Oh yeah. "But Perle has also consistently fallen prey to the delusion that if only Saddam Hussein can be removed from Iraq, the seas will turn to chocolate, candy will rain down from the sky, and the international community will sing as America buys the world a Coke in celebration. It's the kind of simplistic, doe-eyed fantasizing that liberals sometimes bring to domestic issues. Visions of sugarplums aren't enough to justify a dangerous and deadly pre-emptive war.

This was good. Bummer the New Yorker doesn't keep archives. "Despite his familiarity with the media, Perle found a piece by veteran investigative reporter Seymour Hersh a little hard to take. Hersh's New Yorker report, "A Hawk's Business," targets Perle's hush-hush meeting with Saudi industrialist Saleh al-Zuhair, a meeting arranged with the help of Iran/contra figure Adnan Khashoggi. Hersh explored the possibility of a conflict of interest for Perle, one of whose businesses is Trireme Partners LP, a venture capital firm that invests in technology, goods, and services related to homeland security and defense. Trireme also created International Advisors Inc., a lobbying firm whose main client is Turkey. Henry Kissinger is a Trireme adviser, and Perle is a managing partner.[5] Kissinger, who was forced to resign as head of the independent commission to investigate the 9/11 attacks, has been using his influence to try to keep the Saudis calm during the buildup to war. The subject of the al-Zuhair meeting is in dispute, but Perle is fighting off the impression that he was trying to use his Pentagon influence to profit from a war that he is doing all he can to implement. Hersh criticized Perle's relationship with Trireme as an ethical conflict of interest, to which Perle responded by calling Hersh "the closest thing American journalism has to a terrorist."[6]

He recently duked it out verbally with Daniel Cohn-Bendit, head of the European Parliment's Green Party

"The United States and the European Union both want peace in the Middle East—but that’s about all they agree upon. While Washington believes that regime change in Iraq will usher in an era of regional peace and stability, Brussels worries that U.S. adventurism will make the clash of civilizations a self-fulfilling prophecy. Will war in Iraq prove to be an act of creative destruction, or simply destruction?

Perle: If my prediction—that everything will go well with Iraq—becomes reality, then the damage recently done to trans-Atlantic relations will rapidly be repaired. We will still have the problem of French ambitions to build a Europe in opposition to the United States. And if the French are indeed creating a counterweight, do not call their relationship with the United States an alliance anymore. In that case we, as Americans, will have to consider how we deal with this European departure from the trans-Atlantic axis."

The best Perle piece recently is one by Maureen Dowd of the New York Times. Read it, please. It begins like this. "It's Richard Perle's world. We're just fighting in it."

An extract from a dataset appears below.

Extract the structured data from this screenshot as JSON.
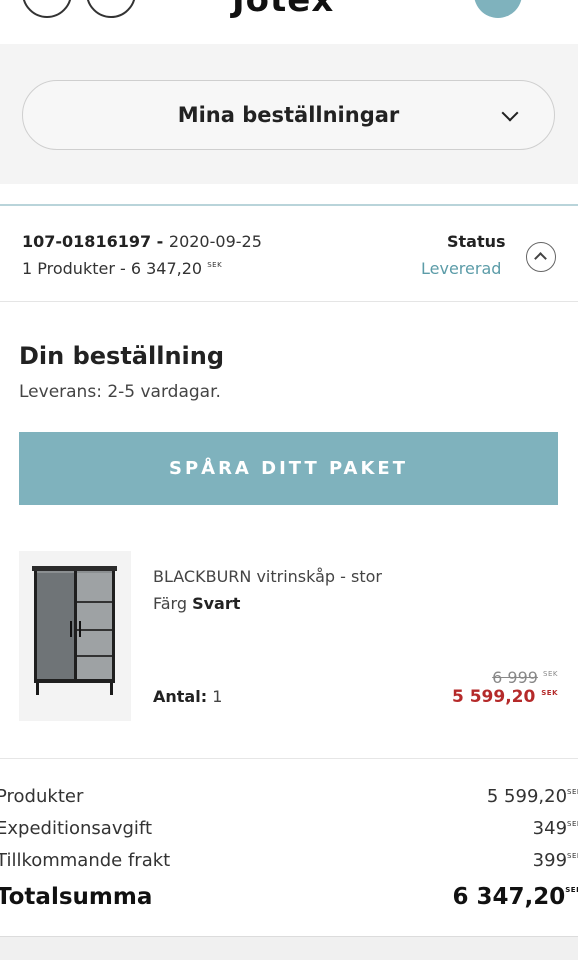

I'm convinced. He's a bad guy. The reason for this mostly copy/paste is for those who don't know who the hell this guy is. He's not called The Prince of Darkness for nothing. You can blame him for the war in Iraq and see him as one of the first in line to cash-in post war. Whore!


There is danger from all men. The only maxim of a free government ought to be to trust no man living with power to endanger the public liberty.